Nor is any of this helped by the liner notes, which are equal measures of series plot synopsis, Wikipedia-style Henry VIII bio, and self-congratulatory production company puff piece. Instead of bragging about “…the considerable extra expense…” involved in filming the musicians playing live (when, in fact, the actual recording on offer here was done at Abbey Road studios), it might have been preferable to credit the composers. We’re twice told, for example, that some of the songs “…were composed by the monarch himself…”, but never given a clue as to which ones.
This soundtrack recording of music from “Wolf Hall” may appeal as a souvenir to die-hard fans of the series, but anyone seriously interested in the music from this period will have to look elsewhere for enlightenment.

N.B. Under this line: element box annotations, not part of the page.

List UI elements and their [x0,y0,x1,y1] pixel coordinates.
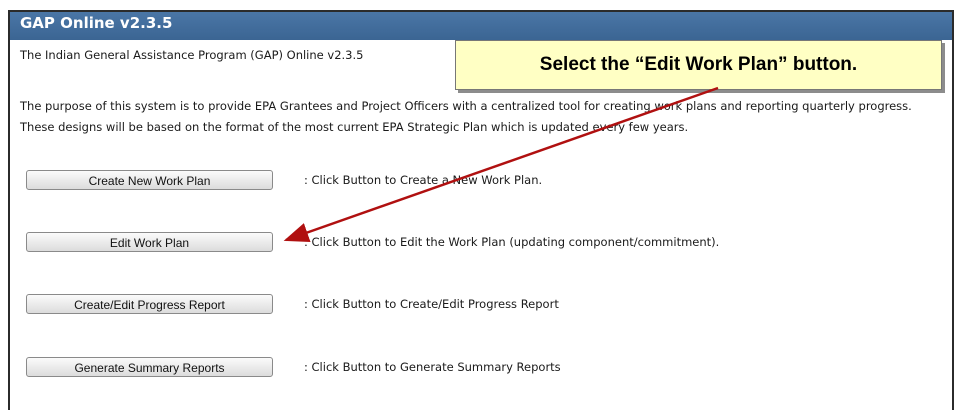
callout-arrow [283,86,719,242]
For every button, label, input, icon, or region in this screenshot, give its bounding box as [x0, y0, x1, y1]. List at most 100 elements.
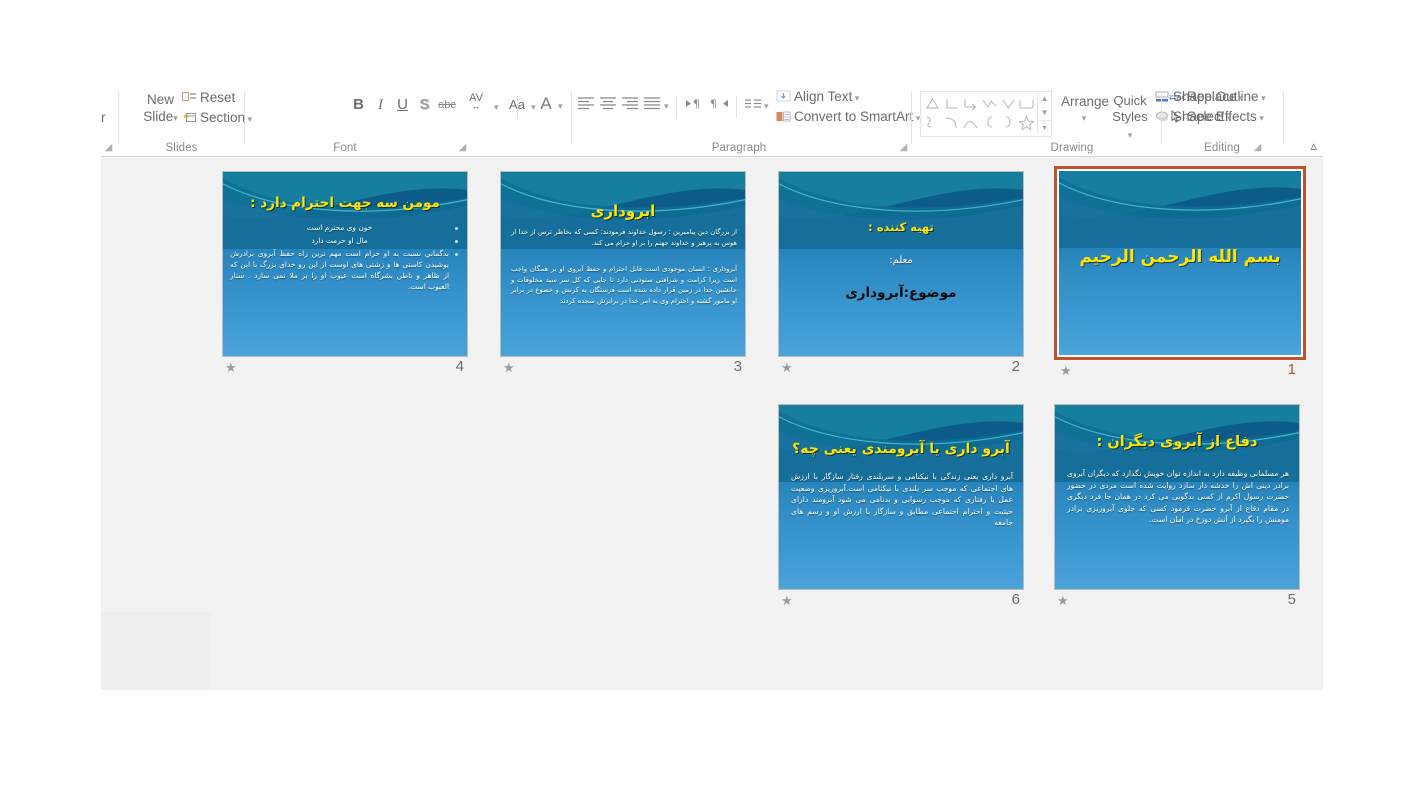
scroll-up-icon[interactable]: ▲: [1038, 92, 1051, 106]
select-label: Select: [1187, 109, 1225, 124]
slide-title: مومن سه جهت احترام دارد :: [250, 195, 440, 211]
chevron-down-icon[interactable]: ▾: [1237, 93, 1244, 103]
align-center-button[interactable]: [599, 96, 619, 118]
chevron-down-icon[interactable]: ▾: [852, 93, 860, 103]
slide-number: 2: [1011, 358, 1020, 375]
chevron-down-icon[interactable]: ▾: [1225, 113, 1232, 123]
align-left-button[interactable]: [577, 96, 597, 118]
slide-canvas: بسم الله الرحمن الرحیم: [1059, 171, 1301, 355]
character-spacing-button[interactable]: AV ↔: [459, 93, 493, 116]
section-button[interactable]: Section ▾: [182, 110, 252, 127]
slide-paragraph-1: آبرو داری یعنی زندگی با نيكنامی و سربلند…: [791, 472, 1013, 527]
animation-star-icon[interactable]: ★: [781, 360, 793, 376]
arrange-button[interactable]: Arrange ▾: [1061, 93, 1110, 127]
text-shadow-button[interactable]: S: [415, 94, 434, 116]
justify-button[interactable]: [643, 96, 663, 118]
workspace-secondary-panel: [101, 612, 211, 690]
chevron-down-icon[interactable]: ▾: [664, 101, 669, 112]
italic-button[interactable]: I: [371, 94, 390, 116]
underline-button[interactable]: U: [393, 94, 412, 116]
shape-freeform-icon[interactable]: [923, 113, 942, 132]
shape-corner-icon[interactable]: [942, 94, 961, 113]
slide-caption: ★ 4: [222, 357, 468, 383]
font-dialog-launcher[interactable]: ◢: [457, 142, 468, 153]
shape-curve-icon[interactable]: [961, 113, 980, 132]
quick-styles-button[interactable]: Quick Styles ▾: [1109, 93, 1151, 143]
slide-number: 6: [1011, 591, 1020, 608]
scroll-down-icon[interactable]: ▼: [1038, 106, 1051, 120]
shapes-gallery[interactable]: ▲ ▼ ▾: [920, 91, 1052, 137]
shapes-gallery-scrollbar[interactable]: ▲ ▼ ▾: [1037, 92, 1051, 134]
slide-canvas: ابروداری از بزرگان دين پيامبرين : رسول خ…: [501, 172, 745, 356]
shape-triangle-icon[interactable]: [923, 94, 942, 113]
ribbon: r ◢ New Slide▾ Reset Section ▾ Slides B …: [101, 88, 1323, 157]
chevron-down-icon[interactable]: ▾: [558, 101, 563, 112]
slide-thumbnail-3[interactable]: ابروداری از بزرگان دين پيامبرين : رسول خ…: [500, 171, 746, 383]
rtl-text-direction-button[interactable]: ¶: [710, 97, 730, 119]
animation-star-icon[interactable]: ★: [225, 360, 237, 376]
slide-sorter-pane[interactable]: مومن سه جهت احترام دارد : خون وی محترم ا…: [101, 157, 1323, 690]
shape-arc-icon[interactable]: [942, 113, 961, 132]
slide-thumbnail-2[interactable]: تهیه کننده : معلم: موضوع:آبروداری ★ 2: [778, 171, 1024, 383]
replace-button[interactable]: ⇄ ac Replace ▾: [1169, 89, 1244, 106]
shape-zigzag-icon[interactable]: [980, 94, 999, 113]
group-separator: [1283, 92, 1284, 144]
slide-frame[interactable]: آبرو داری یا آبرومندی یعنی چه؟ آبرو داری…: [778, 404, 1024, 590]
paragraph-dialog-launcher[interactable]: ◢: [898, 142, 909, 153]
shape-elbow-arrow-icon[interactable]: [961, 94, 980, 113]
slide-frame[interactable]: مومن سه جهت احترام دارد : خون وی محترم ا…: [222, 171, 468, 357]
svg-text:¶: ¶: [693, 98, 700, 111]
shape-star-icon[interactable]: [1017, 113, 1036, 132]
animation-star-icon[interactable]: ★: [1060, 363, 1072, 379]
shape-chevron-down-icon[interactable]: [999, 94, 1018, 113]
slide-number: 1: [1287, 361, 1296, 378]
clipboard-dialog-launcher[interactable]: ◢: [103, 142, 114, 153]
underline-label: U: [397, 96, 408, 113]
slide-title: بسم الله الرحمن الرحیم: [1079, 247, 1281, 267]
strikethrough-button[interactable]: abc: [435, 94, 459, 116]
shape-right-brace-icon[interactable]: [999, 113, 1018, 132]
shape-rounded-rect-icon[interactable]: [1017, 94, 1036, 113]
chevron-down-icon[interactable]: ▾: [1061, 110, 1107, 127]
convert-to-smartart-label: Convert to SmartArt: [794, 109, 914, 124]
convert-to-smartart-button[interactable]: Convert to SmartArt ▾: [776, 109, 920, 126]
columns-button[interactable]: [744, 97, 764, 119]
align-right-button[interactable]: [621, 96, 641, 118]
reset-button[interactable]: Reset: [182, 90, 235, 106]
bold-button[interactable]: B: [349, 94, 368, 116]
chevron-down-icon[interactable]: ▾: [494, 102, 499, 113]
font-color-button[interactable]: A: [535, 93, 557, 115]
ribbon-group-drawing: ▲ ▼ ▾ Arrange ▾ Quick Styles ▾ Shape Out…: [912, 88, 1266, 156]
slide-thumbnail-4[interactable]: مومن سه جهت احترام دارد : خون وی محترم ا…: [222, 171, 468, 383]
slide-frame[interactable]: دفاع از آبروی دیگران : هر مسلمانی وظيفه …: [1054, 404, 1300, 590]
list-item: مال او حرمت دارد: [230, 235, 458, 246]
group-label-drawing: Drawing: [1050, 142, 1094, 154]
new-slide-label-line1: New: [146, 92, 174, 107]
slide-thumbnail-1[interactable]: بسم الله الرحمن الرحیم ★ 1: [1054, 166, 1306, 386]
select-button[interactable]: Select ▾: [1169, 109, 1232, 126]
theme-wave-decoration: [1059, 171, 1301, 249]
collapse-ribbon-icon[interactable]: ▵: [1310, 138, 1317, 154]
arrange-label: Arrange: [1061, 94, 1110, 109]
slide-frame[interactable]: ابروداری از بزرگان دين پيامبرين : رسول خ…: [500, 171, 746, 357]
theme-wave-decoration: [779, 172, 1023, 250]
new-slide-button[interactable]: New Slide▾: [137, 91, 184, 127]
slide-frame-selected[interactable]: بسم الله الرحمن الرحیم: [1054, 166, 1306, 360]
slide-thumbnail-5[interactable]: دفاع از آبروی دیگران : هر مسلمانی وظيفه …: [1054, 404, 1300, 616]
slide-caption: ★ 5: [1054, 590, 1300, 616]
ltr-text-direction-button[interactable]: ¶: [684, 97, 704, 119]
slide-title: دفاع از آبروی دیگران :: [1096, 434, 1258, 450]
shape-left-brace-icon[interactable]: [980, 113, 999, 132]
paragraph-inner-separator-1: [676, 96, 677, 118]
animation-star-icon[interactable]: ★: [503, 360, 515, 376]
gallery-more-icon[interactable]: ▾: [1038, 120, 1051, 135]
animation-star-icon[interactable]: ★: [781, 593, 793, 609]
animation-star-icon[interactable]: ★: [1057, 593, 1069, 609]
chevron-down-icon[interactable]: ▾: [1128, 130, 1133, 140]
slide-thumbnail-6[interactable]: آبرو داری یا آبرومندی یعنی چه؟ آبرو داری…: [778, 404, 1024, 616]
chevron-down-icon[interactable]: ▾: [173, 113, 178, 123]
slide-frame[interactable]: تهیه کننده : معلم: موضوع:آبروداری: [778, 171, 1024, 357]
align-text-button[interactable]: Align Text ▾: [776, 89, 859, 106]
slide-caption: ★ 1: [1054, 360, 1306, 386]
chevron-down-icon[interactable]: ▾: [764, 101, 769, 112]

Conditionally recommended 61/2 out of 10 Oscar O. Veterano

Submitted on 07/13/15 by Oscar O. Veterano 
Love, Ceremony and Tragedy
As a souvenir of the popular PBS series, Wolf Hall, this disc should have a built in appeal. It’s enthusiastically performed by the 12 players comprising the Musicians of Shakespeare’s Globe. The realizations by keyboard player, Claire Van Kampen, are accomplished and for the most part stylistically compatible; the exceptions being the fanfares which sound somewhat anachronistic. No matter, their inclusion has theatrical value. The 35 minute program is sequenced so that flow and variety of textures, colors and rhythms readily sustain one’s interest. The recording, laid down at Abbey Road, is finely etched and intimate. Hopefully, this project may propel more adventurous listeners to further explore the multifaceted music of this era which is very abundantly represented on disc. The packaging is austere while information on the individual compositions is scant, probably not a significant issue for the target audience.